This is a lite version of our code and will be updated in the future alongside the camera ready version of the paper.
The included code should be sufficient to run experiments on RC. In the code this is referred to as the treasure_hunt game. It is the responsibility of the user to install required dependencies. Namely, we require the Sacred (https://github.com/IDSIA/sacred) library.

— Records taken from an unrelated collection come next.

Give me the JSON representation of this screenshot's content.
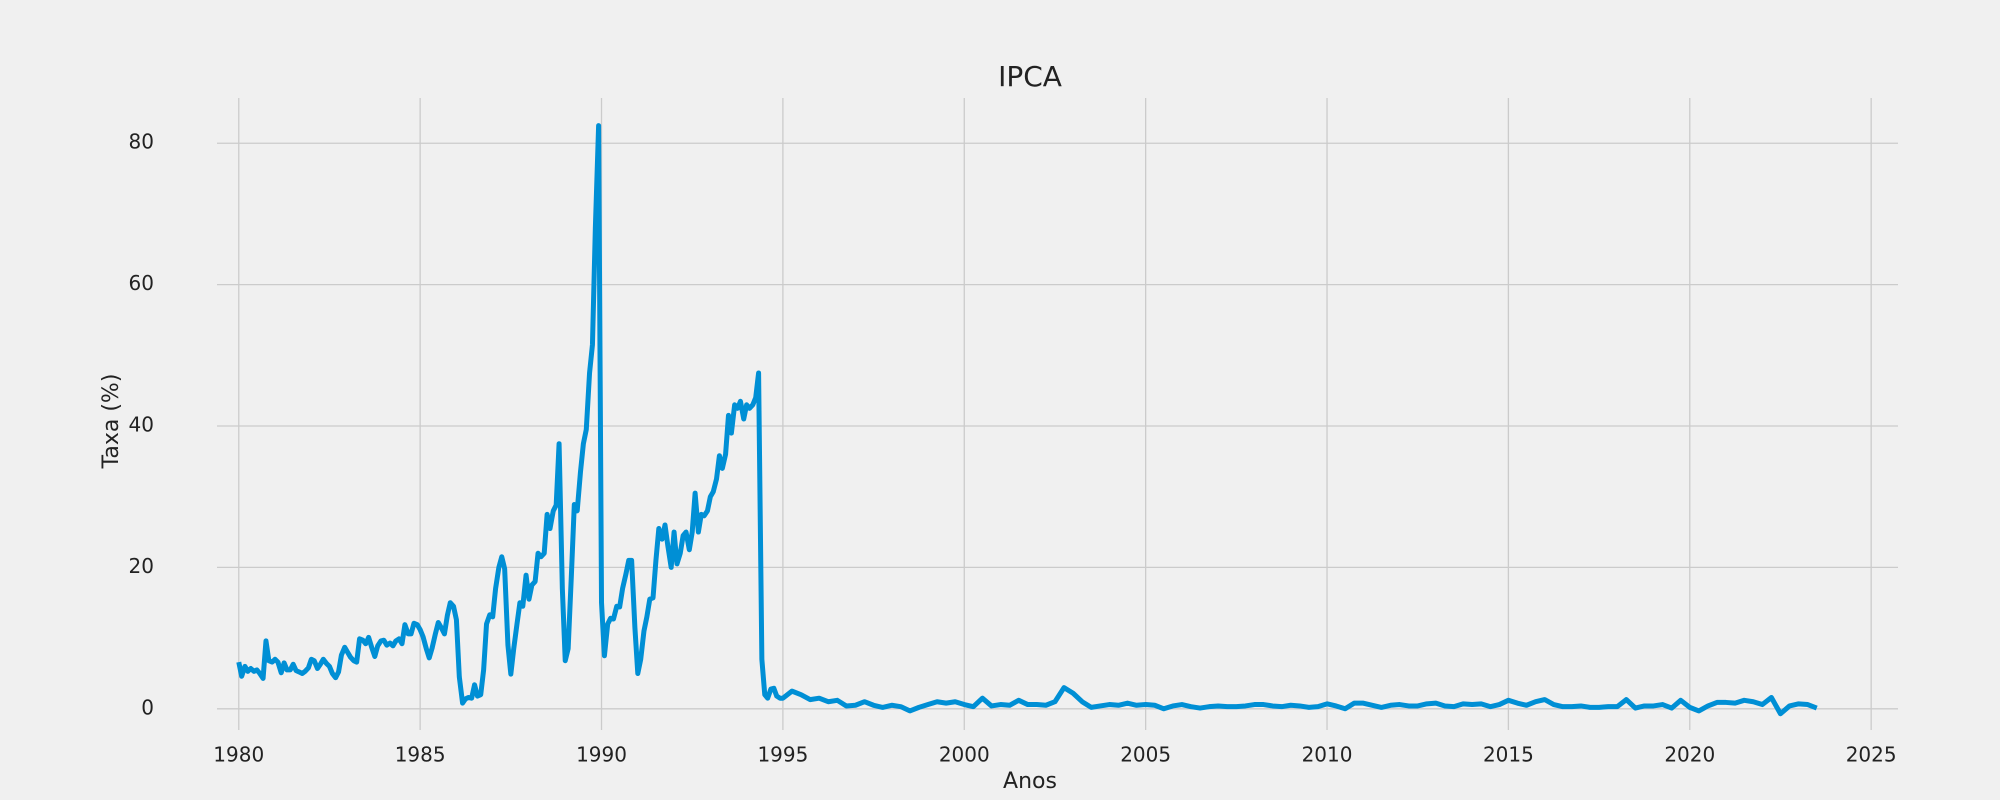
{
  "chart_data": {
    "type": "line",
    "title": "IPCA",
    "x_label": "Anos",
    "y_label": "Taxa (%)",
    "xlim": [
      1979.4,
      2025.74
    ],
    "ylim": [
      -3.0,
      86.4
    ],
    "xticks": [
      1980,
      1985,
      1990,
      1995,
      2000,
      2005,
      2010,
      2015,
      2020,
      2025
    ],
    "yticks": [
      0,
      20,
      40,
      60,
      80
    ],
    "grid": true,
    "x": [
      1980,
      1980.08,
      1980.17,
      1980.25,
      1980.33,
      1980.42,
      1980.5,
      1980.58,
      1980.67,
      1980.75,
      1980.83,
      1980.92,
      1981,
      1981.08,
      1981.17,
      1981.25,
      1981.33,
      1981.42,
      1981.5,
      1981.58,
      1981.67,
      1981.75,
      1981.83,
      1981.92,
      1982,
      1982.08,
      1982.17,
      1982.25,
      1982.33,
      1982.42,
      1982.5,
      1982.58,
      1982.67,
      1982.75,
      1982.83,
      1982.92,
      1983,
      1983.08,
      1983.17,
      1983.25,
      1983.33,
      1983.42,
      1983.5,
      1983.58,
      1983.67,
      1983.75,
      1983.83,
      1983.92,
      1984,
      1984.08,
      1984.17,
      1984.25,
      1984.33,
      1984.42,
      1984.5,
      1984.58,
      1984.67,
      1984.75,
      1984.83,
      1984.92,
      1985,
      1985.08,
      1985.17,
      1985.25,
      1985.33,
      1985.42,
      1985.5,
      1985.58,
      1985.67,
      1985.75,
      1985.83,
      1985.92,
      1986,
      1986.08,
      1986.17,
      1986.25,
      1986.33,
      1986.42,
      1986.5,
      1986.58,
      1986.67,
      1986.75,
      1986.83,
      1986.92,
      1987,
      1987.08,
      1987.17,
      1987.25,
      1987.33,
      1987.42,
      1987.5,
      1987.58,
      1987.67,
      1987.75,
      1987.83,
      1987.92,
      1988,
      1988.08,
      1988.17,
      1988.25,
      1988.33,
      1988.42,
      1988.5,
      1988.58,
      1988.67,
      1988.75,
      1988.83,
      1988.92,
      1989,
      1989.08,
      1989.17,
      1989.25,
      1989.33,
      1989.42,
      1989.5,
      1989.58,
      1989.67,
      1989.75,
      1989.83,
      1989.92,
      1990,
      1990.08,
      1990.17,
      1990.25,
      1990.33,
      1990.42,
      1990.5,
      1990.58,
      1990.67,
      1990.75,
      1990.83,
      1990.92,
      1991,
      1991.08,
      1991.17,
      1991.25,
      1991.33,
      1991.42,
      1991.5,
      1991.58,
      1991.67,
      1991.75,
      1991.83,
      1991.92,
      1992,
      1992.08,
      1992.17,
      1992.25,
      1992.33,
      1992.42,
      1992.5,
      1992.58,
      1992.67,
      1992.75,
      1992.83,
      1992.92,
      1993,
      1993.08,
      1993.17,
      1993.25,
      1993.33,
      1993.42,
      1993.5,
      1993.58,
      1993.67,
      1993.75,
      1993.83,
      1993.92,
      1994,
      1994.08,
      1994.17,
      1994.25,
      1994.33,
      1994.42,
      1994.5,
      1994.58,
      1994.67,
      1994.75,
      1994.83,
      1994.92,
      1995,
      1995.25,
      1995.5,
      1995.75,
      1996,
      1996.25,
      1996.5,
      1996.75,
      1997,
      1997.25,
      1997.5,
      1997.75,
      1998,
      1998.25,
      1998.5,
      1998.75,
      1999,
      1999.25,
      1999.5,
      1999.75,
      2000,
      2000.25,
      2000.5,
      2000.75,
      2001,
      2001.25,
      2001.5,
      2001.75,
      2002,
      2002.25,
      2002.5,
      2002.75,
      2003,
      2003.25,
      2003.5,
      2003.75,
      2004,
      2004.25,
      2004.5,
      2004.75,
      2005,
      2005.25,
      2005.5,
      2005.75,
      2006,
      2006.25,
      2006.5,
      2006.75,
      2007,
      2007.25,
      2007.5,
      2007.75,
      2008,
      2008.25,
      2008.5,
      2008.75,
      2009,
      2009.25,
      2009.5,
      2009.75,
      2010,
      2010.25,
      2010.5,
      2010.75,
      2011,
      2011.25,
      2011.5,
      2011.75,
      2012,
      2012.25,
      2012.5,
      2012.75,
      2013,
      2013.25,
      2013.5,
      2013.75,
      2014,
      2014.25,
      2014.5,
      2014.75,
      2015,
      2015.25,
      2015.5,
      2015.75,
      2016,
      2016.25,
      2016.5,
      2016.75,
      2017,
      2017.25,
      2017.5,
      2017.75,
      2018,
      2018.25,
      2018.5,
      2018.75,
      2019,
      2019.25,
      2019.5,
      2019.75,
      2020,
      2020.25,
      2020.5,
      2020.75,
      2021,
      2021.25,
      2021.5,
      2021.75,
      2022,
      2022.25,
      2022.5,
      2022.75,
      2023,
      2023.25,
      2023.5
    ],
    "series": [
      {
        "name": "IPCA",
        "color": "#008fd5",
        "values": [
          6.6,
          4.6,
          6.0,
          5.3,
          5.7,
          5.3,
          5.5,
          5.0,
          4.3,
          9.6,
          6.8,
          6.6,
          7.0,
          6.6,
          5.1,
          6.5,
          5.5,
          5.5,
          6.3,
          5.4,
          5.2,
          5.0,
          5.3,
          5.8,
          7.0,
          6.8,
          5.7,
          6.3,
          7.0,
          6.4,
          6.0,
          5.0,
          4.4,
          5.2,
          7.6,
          8.7,
          8.0,
          7.3,
          6.8,
          6.6,
          9.9,
          9.7,
          9.2,
          10.1,
          8.6,
          7.4,
          8.9,
          9.6,
          9.7,
          9.0,
          9.3,
          8.9,
          9.6,
          9.9,
          9.2,
          11.9,
          10.6,
          10.6,
          12.1,
          11.9,
          11.2,
          10.2,
          8.5,
          7.2,
          8.6,
          10.6,
          12.2,
          11.5,
          10.6,
          13.2,
          15.0,
          14.5,
          12.6,
          4.5,
          0.8,
          1.4,
          1.6,
          1.5,
          3.4,
          1.8,
          2.0,
          5.5,
          12.0,
          13.3,
          13.0,
          17.0,
          20.0,
          21.5,
          19.8,
          9.0,
          4.9,
          8.5,
          12.0,
          15.0,
          14.5,
          18.9,
          15.5,
          17.5,
          18.0,
          22.0,
          21.5,
          22.0,
          27.5,
          25.5,
          28.0,
          28.8,
          37.5,
          17.0,
          6.8,
          8.5,
          19.0,
          28.9,
          28.0,
          33.5,
          37.5,
          39.5,
          47.5,
          51.5,
          68.0,
          82.5,
          15.0,
          7.5,
          12.0,
          12.8,
          12.7,
          14.5,
          14.4,
          17.0,
          19.0,
          21.0,
          21.0,
          11.5,
          5.0,
          7.0,
          11.0,
          13.0,
          15.5,
          15.7,
          21.0,
          25.5,
          24.0,
          26.0,
          23.0,
          20.0,
          25.0,
          20.5,
          22.0,
          24.5,
          25.0,
          22.5,
          25.0,
          30.5,
          25.0,
          27.5,
          27.3,
          28.0,
          30.0,
          30.7,
          32.5,
          35.8,
          34.0,
          36.0,
          41.5,
          39.0,
          43.0,
          42.5,
          43.5,
          41.0,
          43.0,
          42.5,
          43.0,
          44.0,
          47.5,
          7.0,
          2.0,
          1.5,
          2.8,
          2.9,
          1.8,
          1.5,
          1.5,
          2.5,
          2.0,
          1.3,
          1.5,
          1.0,
          1.2,
          0.4,
          0.5,
          1.0,
          0.5,
          0.2,
          0.5,
          0.3,
          -0.3,
          0.2,
          0.6,
          1.0,
          0.8,
          1.0,
          0.6,
          0.3,
          1.5,
          0.4,
          0.6,
          0.5,
          1.2,
          0.6,
          0.6,
          0.5,
          1.0,
          3.0,
          2.2,
          1.0,
          0.2,
          0.4,
          0.6,
          0.5,
          0.8,
          0.5,
          0.6,
          0.5,
          0.0,
          0.4,
          0.6,
          0.3,
          0.1,
          0.3,
          0.4,
          0.3,
          0.3,
          0.4,
          0.6,
          0.6,
          0.4,
          0.3,
          0.5,
          0.4,
          0.2,
          0.3,
          0.7,
          0.4,
          0.0,
          0.8,
          0.8,
          0.5,
          0.2,
          0.5,
          0.6,
          0.4,
          0.4,
          0.7,
          0.8,
          0.4,
          0.3,
          0.7,
          0.6,
          0.7,
          0.3,
          0.6,
          1.2,
          0.8,
          0.5,
          1.0,
          1.3,
          0.6,
          0.3,
          0.3,
          0.4,
          0.2,
          0.2,
          0.3,
          0.3,
          1.3,
          0.1,
          0.4,
          0.4,
          0.6,
          0.1,
          1.2,
          0.2,
          -0.3,
          0.4,
          0.9,
          0.9,
          0.8,
          1.2,
          1.0,
          0.6,
          1.6,
          -0.7,
          0.4,
          0.7,
          0.6,
          0.1
        ]
      }
    ]
  }
}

We recommend running experiments on medium or small (trivial) sized games with a learning rate of 1e-4 to begin. These should take several hours to give reasonable performance.
For medium sized games:
python experiments/treasure_hunt_gpu.py with GPU 'map_seed=4' 'learner_learn_from_ground_truth=False' 'learner_lr=1e-4' 'learner_batch_size=128' medium monotonic=True medium_model UNIF_STATE
For the same grid size as the paper:
python experiments/treasure_hunt_gpu.py with GPU 'map_seed=4' 'learner_learn_from_ground_truth=False' 'learner_lr=1e-4' 'learner_batch_size=128' big monotonic=True medium_model UNIF_STATE
Training on CPU should be doable (not tested much) but is expected to be slow due to our implementation of upper-concave-envelopes (see appendix for details).
Results are saved in the treasure_hunt_results
folder, and include EPFs (predicted, one step lookahead, and true), at the root and the worst 16 states, as well as histograms of the losses.
Convergence can be somewhat slow and we encourage the user to run the experiment for at least 1M iterations.